Il governo greco ha accusato la Turchia di incoraggiare la migrazione somala attraverso campagne di promozione e offerte di visti, consentendo così ai migranti di proseguire il loro cammino per la Grecia.

Atene ha a lungo accusato Ankara di aver armato la migrazione per aumentare la pressione sull’Unione europea.

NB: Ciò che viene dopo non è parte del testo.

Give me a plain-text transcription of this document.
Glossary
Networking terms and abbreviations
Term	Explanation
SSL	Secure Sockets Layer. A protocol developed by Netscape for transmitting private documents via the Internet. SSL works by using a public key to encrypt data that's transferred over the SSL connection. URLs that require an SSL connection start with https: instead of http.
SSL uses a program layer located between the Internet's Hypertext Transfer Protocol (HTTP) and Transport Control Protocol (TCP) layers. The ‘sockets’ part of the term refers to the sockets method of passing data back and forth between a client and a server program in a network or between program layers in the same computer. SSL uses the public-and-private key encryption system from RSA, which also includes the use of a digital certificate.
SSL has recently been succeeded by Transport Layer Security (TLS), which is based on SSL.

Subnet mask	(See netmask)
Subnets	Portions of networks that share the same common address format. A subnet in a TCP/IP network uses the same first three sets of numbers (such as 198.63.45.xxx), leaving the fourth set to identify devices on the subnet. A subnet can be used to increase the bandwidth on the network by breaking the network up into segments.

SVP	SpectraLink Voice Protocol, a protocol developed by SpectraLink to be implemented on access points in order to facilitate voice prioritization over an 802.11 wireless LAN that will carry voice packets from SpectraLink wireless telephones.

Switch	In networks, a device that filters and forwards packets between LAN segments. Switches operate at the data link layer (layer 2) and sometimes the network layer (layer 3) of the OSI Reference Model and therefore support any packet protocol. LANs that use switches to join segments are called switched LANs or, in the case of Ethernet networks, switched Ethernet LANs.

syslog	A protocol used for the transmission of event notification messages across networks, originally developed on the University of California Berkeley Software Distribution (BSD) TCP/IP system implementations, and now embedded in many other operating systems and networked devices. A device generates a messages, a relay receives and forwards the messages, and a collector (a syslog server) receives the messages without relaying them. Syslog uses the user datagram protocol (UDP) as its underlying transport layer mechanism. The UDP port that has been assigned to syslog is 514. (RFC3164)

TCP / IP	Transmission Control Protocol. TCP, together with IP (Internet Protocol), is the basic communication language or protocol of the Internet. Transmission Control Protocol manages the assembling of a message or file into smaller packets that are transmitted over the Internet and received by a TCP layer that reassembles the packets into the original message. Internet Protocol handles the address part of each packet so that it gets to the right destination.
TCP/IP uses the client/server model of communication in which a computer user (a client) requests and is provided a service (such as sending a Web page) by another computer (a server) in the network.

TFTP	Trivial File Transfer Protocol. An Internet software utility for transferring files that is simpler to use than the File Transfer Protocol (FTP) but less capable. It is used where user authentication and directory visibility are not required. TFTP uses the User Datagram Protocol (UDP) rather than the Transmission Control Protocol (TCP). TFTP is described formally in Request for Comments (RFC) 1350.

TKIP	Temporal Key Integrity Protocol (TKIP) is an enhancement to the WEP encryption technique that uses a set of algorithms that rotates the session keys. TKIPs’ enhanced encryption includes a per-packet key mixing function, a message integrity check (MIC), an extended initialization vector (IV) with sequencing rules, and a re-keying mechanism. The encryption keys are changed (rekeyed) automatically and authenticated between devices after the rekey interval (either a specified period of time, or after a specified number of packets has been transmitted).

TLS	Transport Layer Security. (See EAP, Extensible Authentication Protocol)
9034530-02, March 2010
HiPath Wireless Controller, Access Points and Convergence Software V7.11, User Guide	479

La Turchia, dal canto suo, ha sempre risposto che l’Unione Europea non fornisce un adeguato sostegno per consentirle di accogliere i circa quattro milioni di migranti, molti dei quali desiderano andare in Europa.

Tra febbraio e marzo, ci sono state non poche scaramucce tra migranti e polizia al confine greco-turco dopo che un’ondata, come sostiene il governo greco, sarebbe stata orchestrata proprio dalla Turchia.

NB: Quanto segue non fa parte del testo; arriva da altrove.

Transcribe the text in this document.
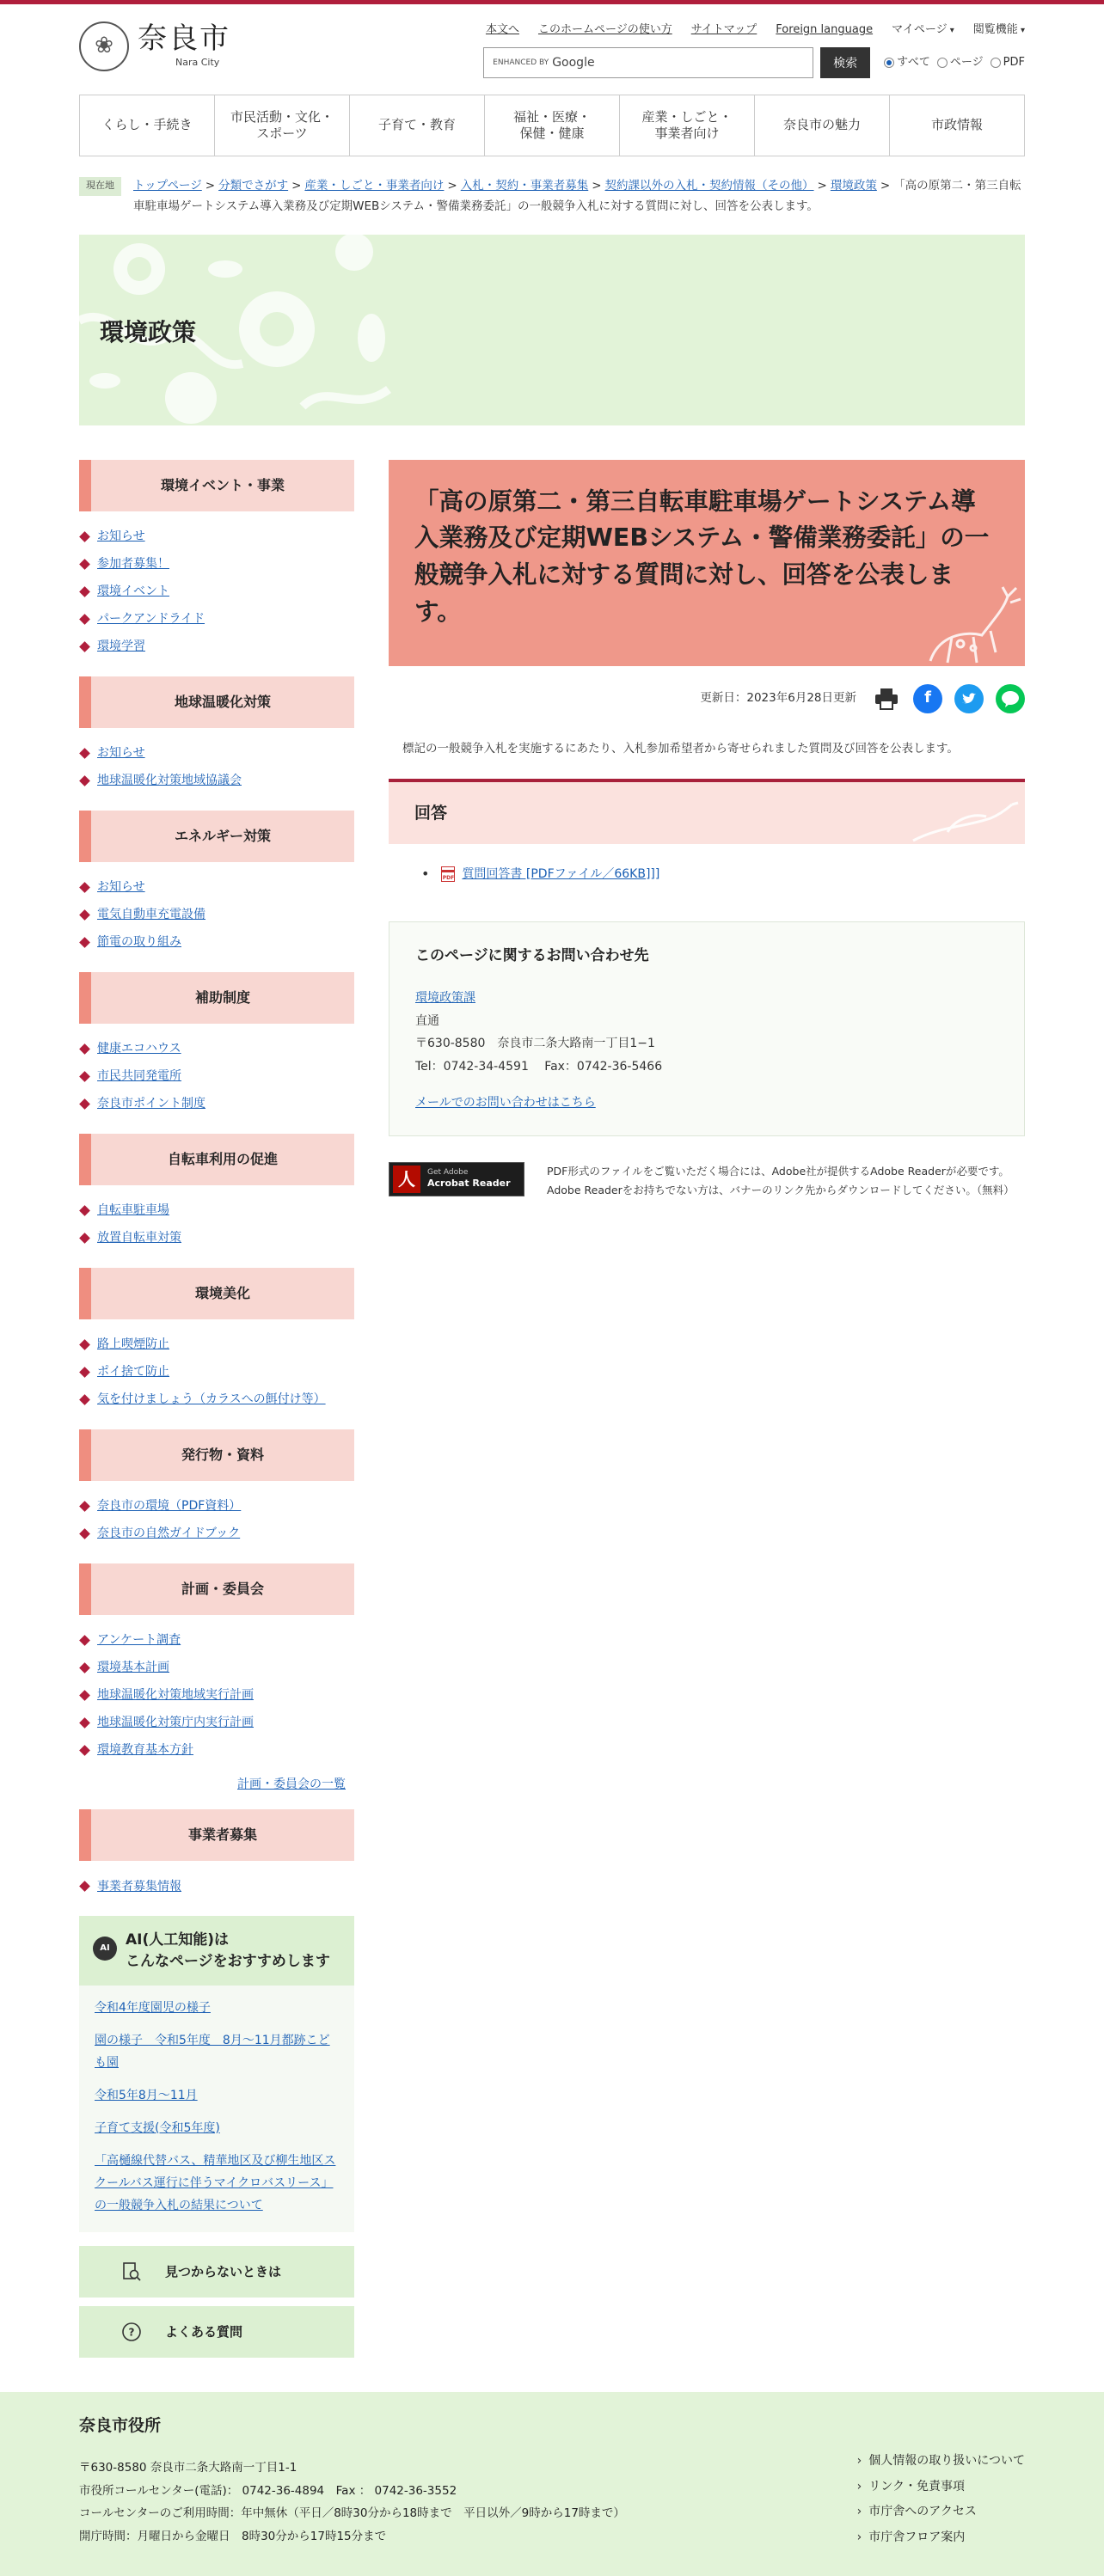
❀ 奈良市
Nara City
本文へ このホームページの使い方 サイトマップ Foreign language マイページ ▾	閲覧機能 ▾
ENHANCED BY Google	検索	すべて ページ PDF
くらし・手続き
市民活動・文化・
スポーツ
子育て・教育
福祉・医療・
保健・健康
産業・しごと・
事業者向け
奈良市の魅力	市政情報
現在地	トップページ > 分類でさがす > 産業・しごと・事業者向け > 入札・契約・事業者募集 > 契約課以外の入札・契約情報（その他） > 環境政策 > 「高の原第二・第三自転車駐車場ゲートシステム導入業務及び定期WEBシステム・警備業務委託」の一般競争入札に対する質問に対し、回答を公表します。
環境政策
環境イベント・事業
お知らせ
参加者募集！
環境イベント
パークアンドライド
環境学習
地球温暖化対策
お知らせ
地球温暖化対策地域協議会
エネルギー対策
お知らせ
電気自動車充電設備
節電の取り組み
補助制度
健康エコハウス
市民共同発電所
奈良市ポイント制度
自転車利用の促進
自転車駐車場
放置自転車対策
環境美化
路上喫煙防止
ポイ捨て防止
気を付けましょう（カラスへの餌付け等）
発行物・資料
奈良市の環境（PDF資料）
奈良市の自然ガイドブック
計画・委員会
アンケート調査
環境基本計画
地球温暖化対策地域実行計画
地球温暖化対策庁内実行計画
環境教育基本方針
計画・委員会の一覧
事業者募集
事業者募集情報
AI	AI(人工知能)は
こんなページをおすすめします
令和4年度園児の様子
園の様子　令和5年度　8月～11月都跡こども園
令和5年8月～11月
子育て支援(令和5年度)
「高樋線代替バス、精華地区及び柳生地区スクールバス運行に伴うマイクロバスリース」の一般競争入札の結果について
見つからないときは
? よくある質問
「高の原第二・第三自転車駐車場ゲートシステム導入業務及び定期WEBシステム・警備業務委託」の一般競争入札に対する質問に対し、回答を公表します。
更新日：2023年6月28日更新	f

標記の一般競争入札を実施するにあたり、入札参加希望者から寄せられました質問及び回答を公表します。

回答
• PDF 質問回答書 [PDFファイル／66KB]]]
このページに関するお問い合わせ先

環境政策課

直通

〒630-8580　奈良市二条大路南一丁目1−1

Tel：0742-34-4591　 Fax：0742-36-5466

メールでのお問い合わせはこちら
人	Get Adobe
Acrobat Reader

PDF形式のファイルをご覧いただく場合には、Adobe社が提供するAdobe Readerが必要です。Adobe Readerをお持ちでない方は、バナーのリンク先からダウンロードしてください。（無料）

奈良市役所

〒630-8580 奈良市二条大路南一丁目1-1

市役所コールセンター(電話)： 0742-36-4894　Fax ： 0742-36-3552

コールセンターのご利用時間：年中無休（平日／8時30分から18時まで　平日以外／9時から17時まで）

開庁時間：月曜日から金曜日　8時30分から17時15分まで

› 個人情報の取り扱いについて
› リンク・免責事項
› 市庁舎へのアクセス
› 市庁舎フロア案内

“In Somalia, sappiamo che le autorità turche, il ministero dell’istruzione e altri ministeri stanno promuovendo l’immigrazione in Turchia”, ha detto in una conferenza stampa il ministro della Migrazione greco Notis Mitarachi.

Citando presunte testimonianze di migranti somali, Mitarachi ha detto che questi venivano “agevolati” da un ufficio turco a Mogadiscio per ottenere visti basati su certificati e documenti forniti da istituzioni finanziate dalla Turchia in Somalia.

Tra questi un ospedale e un’università a Mogadiscio, ha detto il ministro, che ha aggiunto: “Sappiamo che fino a 300 persone sono arrivate in Turchia in questo modo”.

“Queste persone stanno essenzialmente arrivando legalmente in Turchia, con il preciso scopo del traffico illegale in Europa. Quando i somali arrivano a Istanbul, vengono trasferiti in furgoni in aree specifiche della città dove rimangono fino a quando non sarà organizzato il loro trasferimento sulla costa occidentale turca”, ha detto.

“È ovvio che queste persone non sono a rischio in Turchia e quindi dovrebbero ricevere asilo lì. È preoccupante come Ankara sembri facilitare l’arrivo di questi migranti fornendo volontariamente visti per il viaggio”, ha detto Mitarachi, che ha sottolineato come anche i richiedenti asilo somali avrebbero utilizzato “biglietti e visti sovvenzionati e pagati dalle ONG”.

Per il momento Ankara non ha ancora replicato alle accuse.